La savonnette de juillet

Ce que je connais le mieux d’elle, c’est la fente qui sépare chacun de ses orteils. Entre l’un, entre l’autre, je vais, je viens tandis qu’elle me balade. Du premier coup d’œil, je reconnais chaque interstice où je séjourne, je sais la cavité molle de chacun. Je lèche avec ardeur leurs mauvaises odeurs,  jusqu’à l’extinction totale de chacune.

C’est elle qui m’a choisie. Je sentais, roucoula-t-elle, le camélia. D’elle, pourtant, excepté ses orteils,  je n’ai jamais touché autre chose que la jolie menotte avec laquelle elle se saisit de moi, afin de me faire mousser contre un gant.  L’hommage qu’à son beau corps je voudrais rendre, je ne peux l’entreprendre qu’à distance, fière lorsqu’un peu de ma mousse se distribue sur ses formes qu’elle modèle inlassablement, triste que ce lointain contact n’engage jamais tout mon être à moi, qu’elle rejette à chaque fois sur le bord de la baignoire, avec une délicatesse que rend plus cruelle encore  son indifférence.

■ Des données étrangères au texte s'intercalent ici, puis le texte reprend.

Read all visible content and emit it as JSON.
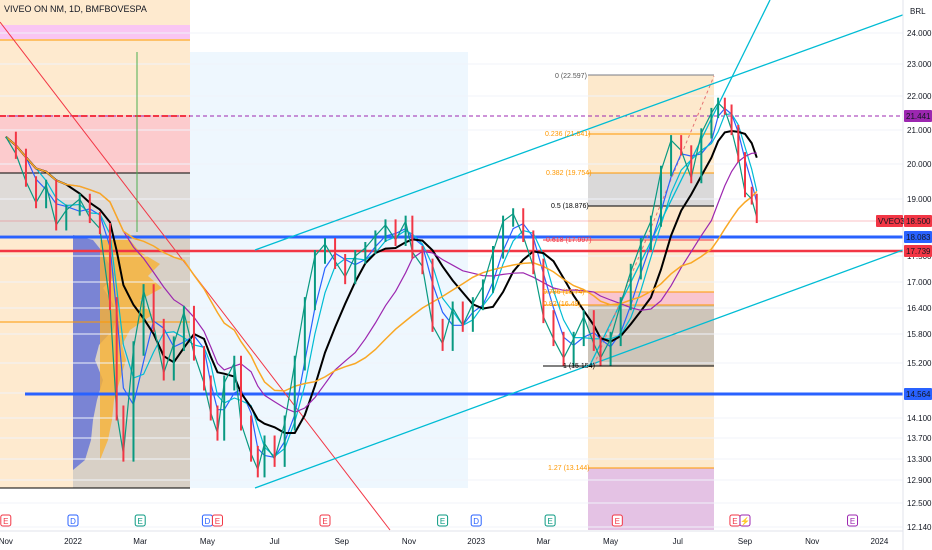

Ce peu de moi qu’elle étale lestement contre sa peau,  qu’il lui soit le plus caressant ! le plus proche de ces bains d’autrefois qu’enfant, elle prenait, lorsqu’une simple bulle de savon crevée dans un rai de lumière, les yeux tout grand ouverts, l’émerveillait ; ou qu’un bibelot en plastique qu’elle faisait aller parmi des monts mousseux flottants comme des cygnes, faisait coin-coin. J’essaie bien. Mais quelle, parmi mes tentatives quotidiennes, pourrait briser l'héraldique mépris qu’elle manifeste à mon égard ? Mon corps se durcit et par endroit se creuse. Je ne connais que ses orteils et la paume de sa main.

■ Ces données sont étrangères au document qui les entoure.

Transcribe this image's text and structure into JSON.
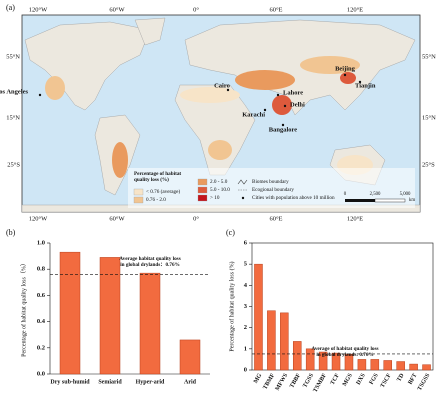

Pourtant, que j’eusse aimé glisser longtemps le long de ses jolis seins roses, ronds et fermes, sur la contrée de ses reins  et tout le long de ses fines longues jambes, qu’elle déploie hors du liquide, qu’elle masse avec lenteur avec le tissu du gant sur lequel je m’évapore ! Que j’eusse moi-même aimé me répandre sur le bas-ventre qu’elle a juste un peu dodu, que j’eusse aimé fourré ses lèvres, me perdre en sa  brune et bouclée toison, dénichant moi-même la trace des secrétions qui s’y nichent. Experte, comme je le suis devenue de ses orteils, je le serais de son sexe bombé : Le bouton vif sur lequel parfois ses doigts s’attardent, le lustrer de tout mon corps ! De rien, elle ne se doute. Comment pourrait-elle entendre l’humble regret qu’un peu de ma mousse chuchote à sa peau tandis que l’eau chasse ce peu, encore et encore, vers l’égout ?

 

            Quelles pensées sont donc les siennes, tandis qu’elle me dépose, encore baveuse de la friction que je viens de subir, sur le reposoir en inox ? Il m’est venu quelques gerçures, craquelant d’un bout à l’autre de ma longueur toute la sécheresse de ma silhouette. Dans ce monde étranger et sale qu’elle explore, tout, pourtant, la menace. Ce peu de camélia que de moi, chaque matin, elle emporte, ce peu de moi en chaque pore de sa peau, empreinte furtive que j’ai su graver en elle et dont, pas plus que l’air qu’elle respire, elle ne se soucie vraiment, j’aimerais qu’il la protège, un peu à la manière d’une combinaison en matière isolante. Tout : elle accumule en une journée de bureau tant de saloperies sur sa jolie peau : Ce n’est même plus un monde sale, c’est un monde dégueulasse et puant, infect, foutu, mortel, oui, c’est cela. S’en doute-t-elle ? Mortel à un point qu’elle ne peut soupçonner. Si la propreté qu’elle trouve à mon contact pouvait, à l’image de sa beauté, ne pas mourir…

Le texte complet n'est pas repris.